The purpose of this study is to provide a description of the repercussions of hydro-dam development upon forestry in southeastern British Columbia. This study develops a systems viewpoint, where selected indicators - timber supply, access and transportation, forest land value, and reservoir clearing - are examined to help place land allocation decisions within a comprehensive framework. First, a timber supply model is developed, in which forest land withdrawal to hydro-dams is scrutinized. The model is then expanded to account for timber supply and demand relationships. Findings reveal that approximately 50,000 hectares of better than average sites were withdrawn from forest land, accounting for a reduction in timber supply of approximately 180,000 cubic meters annually.
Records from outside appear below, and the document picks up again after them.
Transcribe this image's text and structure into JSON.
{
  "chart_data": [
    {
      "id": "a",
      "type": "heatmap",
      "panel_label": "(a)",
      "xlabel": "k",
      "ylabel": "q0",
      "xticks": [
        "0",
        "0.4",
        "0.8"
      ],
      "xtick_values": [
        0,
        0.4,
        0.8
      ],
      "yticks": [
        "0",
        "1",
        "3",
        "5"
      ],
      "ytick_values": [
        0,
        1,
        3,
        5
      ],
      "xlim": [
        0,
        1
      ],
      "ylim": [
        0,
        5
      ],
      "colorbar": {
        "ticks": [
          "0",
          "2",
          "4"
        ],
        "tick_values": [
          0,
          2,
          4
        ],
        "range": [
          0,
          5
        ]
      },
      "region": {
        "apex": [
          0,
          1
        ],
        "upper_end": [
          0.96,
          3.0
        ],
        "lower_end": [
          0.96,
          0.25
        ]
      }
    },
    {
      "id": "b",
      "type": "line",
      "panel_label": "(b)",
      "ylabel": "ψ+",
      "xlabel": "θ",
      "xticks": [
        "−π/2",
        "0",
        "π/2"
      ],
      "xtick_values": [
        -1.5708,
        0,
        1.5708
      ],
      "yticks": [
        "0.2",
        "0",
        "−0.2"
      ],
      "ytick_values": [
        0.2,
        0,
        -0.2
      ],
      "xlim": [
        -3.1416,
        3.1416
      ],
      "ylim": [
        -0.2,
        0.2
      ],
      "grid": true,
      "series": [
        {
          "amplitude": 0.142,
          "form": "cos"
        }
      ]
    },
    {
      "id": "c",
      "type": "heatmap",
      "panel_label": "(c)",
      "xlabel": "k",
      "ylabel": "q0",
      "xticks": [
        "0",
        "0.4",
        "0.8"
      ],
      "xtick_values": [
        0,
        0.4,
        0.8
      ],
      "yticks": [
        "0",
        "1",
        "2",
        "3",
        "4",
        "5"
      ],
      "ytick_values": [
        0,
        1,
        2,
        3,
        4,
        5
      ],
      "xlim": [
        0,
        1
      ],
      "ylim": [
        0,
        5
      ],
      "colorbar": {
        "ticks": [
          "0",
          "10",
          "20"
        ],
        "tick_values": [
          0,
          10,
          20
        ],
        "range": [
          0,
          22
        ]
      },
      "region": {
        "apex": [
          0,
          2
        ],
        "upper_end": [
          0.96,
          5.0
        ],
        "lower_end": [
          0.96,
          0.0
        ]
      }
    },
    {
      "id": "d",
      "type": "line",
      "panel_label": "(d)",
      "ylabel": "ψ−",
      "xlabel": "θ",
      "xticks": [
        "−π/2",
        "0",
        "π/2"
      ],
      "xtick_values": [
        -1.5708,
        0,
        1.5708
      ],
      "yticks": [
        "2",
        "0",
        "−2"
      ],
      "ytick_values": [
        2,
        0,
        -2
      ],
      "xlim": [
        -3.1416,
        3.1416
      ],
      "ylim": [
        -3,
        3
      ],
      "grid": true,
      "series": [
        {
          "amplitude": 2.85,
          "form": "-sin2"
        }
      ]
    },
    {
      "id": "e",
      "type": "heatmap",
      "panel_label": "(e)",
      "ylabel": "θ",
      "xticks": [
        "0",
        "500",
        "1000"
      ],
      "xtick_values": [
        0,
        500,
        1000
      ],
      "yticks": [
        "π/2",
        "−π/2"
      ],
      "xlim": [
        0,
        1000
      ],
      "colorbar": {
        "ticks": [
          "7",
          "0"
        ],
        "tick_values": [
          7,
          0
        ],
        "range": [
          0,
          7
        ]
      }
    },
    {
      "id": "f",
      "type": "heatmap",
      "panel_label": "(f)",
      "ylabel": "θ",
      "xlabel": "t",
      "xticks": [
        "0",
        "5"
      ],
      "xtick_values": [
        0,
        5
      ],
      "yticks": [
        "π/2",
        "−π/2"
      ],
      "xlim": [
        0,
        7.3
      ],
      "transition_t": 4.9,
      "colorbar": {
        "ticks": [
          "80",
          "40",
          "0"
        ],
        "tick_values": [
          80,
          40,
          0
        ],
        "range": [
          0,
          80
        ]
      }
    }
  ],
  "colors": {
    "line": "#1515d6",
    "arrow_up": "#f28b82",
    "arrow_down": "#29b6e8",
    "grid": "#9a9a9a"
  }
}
Second, changes in accessibility and transportation patterns due to hydro-dam projects are identified in terms of timber supply disruption, and strategies followed to re-establish forestry. Mica and Revelstoke dams are examined to show the importance of allocating economic resources to forestry for the maintenance of the activity. Third, forest land is evaluated in following the four methodological steps: (1) outline of a benefit-cost analysis framework, (2) definition of a general approach to evaluation, (3) description of B.C. Hydro's assessment, and (4) recommendations for improvement. The case of the Revelstoke Dam is examined, and it is concluded that resource development scenarios must take into consideration timber supply and demand factors. Fourth, reservoir clearing is described to outline an important aspect of short-term impact, and to express the way by which the Forest Service, B.C. Hydro and forest companies co-ordinated their efforts during this transition phase. The study concludes by suggesting that the impacts may be alleviated by initiating intensive forest management in areas affected by hydro-dam projects. The design of an effective system of timber allocation may also permit maintenance, and possible improvement, of accessibility and transportation patterns. However, the success of these actions depends upon the availability of sufficient funding. Finally, within a broader perspective, it is recommended that integrated resource management, as a control mechanism for land allocation and management, be adopted.